A permit will lapse if the holder of the permit stops being a club or miners' welfare institute, or if it no longer qualifies under the fast-track system for a permit. In addition, a permit will cease to have effect upon being surrendered to us. A notice to surrender must be accompanied by the permit or a statement explaining why it cannot be produced. We must inform Lancashire Constabulary and the Gambling Commission when a permit has been surrendered or lapsed.

In addition, we may cancel the permit if:

(i)   premises are used wholly by children and/or young persons; or

(ii)  an offence or breach of a permit condition has been committed in the course of gaming activities by the permit holder.                          

Reference here to "a condition" means a condition in the Act or in regulations that the permit is operating under.

However, before cancelling a permit, we must give the permit holder at least 21 days' notice of the intention to cancel and consider any representations that the holder may make. We must hold a hearing if the permit holder so requests and must comply with any other procedural requirements set out in regulations. If there is no appeal, the cancellation will take effect 21 days after notice of the intention to cancel was given. We must notify the permit holder, the Gambling Commission and Lancashire Constabulary that the permit has been cancelled and the reasons for the cancellation. 

Do I need to keep a copy of my permit on the premises?

Yes, it must be kept on the premises and available for inspection at all times. It is an offence not to produce it when requested to do so by a constable or an enforcement officer.
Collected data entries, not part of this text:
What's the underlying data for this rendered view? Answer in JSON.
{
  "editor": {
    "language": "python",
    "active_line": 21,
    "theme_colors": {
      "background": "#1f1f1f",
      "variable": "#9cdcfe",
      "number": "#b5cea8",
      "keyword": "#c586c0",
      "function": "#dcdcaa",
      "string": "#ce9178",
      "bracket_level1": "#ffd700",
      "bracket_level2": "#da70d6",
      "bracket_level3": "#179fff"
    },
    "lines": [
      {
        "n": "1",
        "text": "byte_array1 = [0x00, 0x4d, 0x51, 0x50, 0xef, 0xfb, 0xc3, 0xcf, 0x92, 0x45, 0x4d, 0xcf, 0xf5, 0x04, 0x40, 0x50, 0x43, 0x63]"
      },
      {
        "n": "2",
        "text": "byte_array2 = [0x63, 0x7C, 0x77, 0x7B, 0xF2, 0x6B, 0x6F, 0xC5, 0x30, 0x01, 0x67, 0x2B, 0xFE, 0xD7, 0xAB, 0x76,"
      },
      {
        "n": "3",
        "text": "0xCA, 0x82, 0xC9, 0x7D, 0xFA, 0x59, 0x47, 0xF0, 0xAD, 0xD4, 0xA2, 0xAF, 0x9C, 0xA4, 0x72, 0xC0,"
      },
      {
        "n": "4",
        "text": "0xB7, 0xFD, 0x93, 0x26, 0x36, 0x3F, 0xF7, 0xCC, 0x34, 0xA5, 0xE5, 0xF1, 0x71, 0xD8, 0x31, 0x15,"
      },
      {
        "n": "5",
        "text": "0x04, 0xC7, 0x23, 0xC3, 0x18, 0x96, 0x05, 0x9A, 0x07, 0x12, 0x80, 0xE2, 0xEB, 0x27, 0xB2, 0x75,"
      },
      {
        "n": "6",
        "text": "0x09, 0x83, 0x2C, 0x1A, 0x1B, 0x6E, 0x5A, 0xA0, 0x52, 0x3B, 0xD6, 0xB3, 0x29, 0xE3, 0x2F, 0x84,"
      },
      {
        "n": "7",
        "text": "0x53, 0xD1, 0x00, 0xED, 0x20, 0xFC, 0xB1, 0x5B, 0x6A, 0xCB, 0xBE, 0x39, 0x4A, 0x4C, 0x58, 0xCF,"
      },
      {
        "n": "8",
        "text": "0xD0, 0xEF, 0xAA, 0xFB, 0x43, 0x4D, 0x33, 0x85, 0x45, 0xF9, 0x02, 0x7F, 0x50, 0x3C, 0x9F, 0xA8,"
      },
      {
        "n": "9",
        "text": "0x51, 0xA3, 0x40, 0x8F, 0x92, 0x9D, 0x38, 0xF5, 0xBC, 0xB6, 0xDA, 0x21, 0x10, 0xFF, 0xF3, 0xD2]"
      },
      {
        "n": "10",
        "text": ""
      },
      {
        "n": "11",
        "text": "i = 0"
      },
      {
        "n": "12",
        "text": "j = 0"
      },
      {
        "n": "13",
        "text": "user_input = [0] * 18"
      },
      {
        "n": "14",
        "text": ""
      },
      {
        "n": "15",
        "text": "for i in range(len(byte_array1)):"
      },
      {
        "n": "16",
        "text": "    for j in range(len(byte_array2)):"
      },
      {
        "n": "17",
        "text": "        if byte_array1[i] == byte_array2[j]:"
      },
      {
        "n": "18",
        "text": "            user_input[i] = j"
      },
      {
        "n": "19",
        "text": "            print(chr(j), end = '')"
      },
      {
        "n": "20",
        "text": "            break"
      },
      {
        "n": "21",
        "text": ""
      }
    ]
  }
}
If a permit is lost, stolen or damaged, you may apply for a replacement (such replacement being subject to a fee).

What if I have a change in circumstances?

If information contained in your permit ceases to be accurate you will need to, as soon as reasonably practicable, apply to us to have it varied.

What about renewals?

An application for renewal of a permit must be made during the period beginning three months before it expires and ending six weeks before it expires. The procedure for renewal is the same as for an application (save that you will have to return your original permit along with your application form and fee).

The duration of the permit will not be curtailed while a renewal application is pending, including an appeal against a decision not to renew.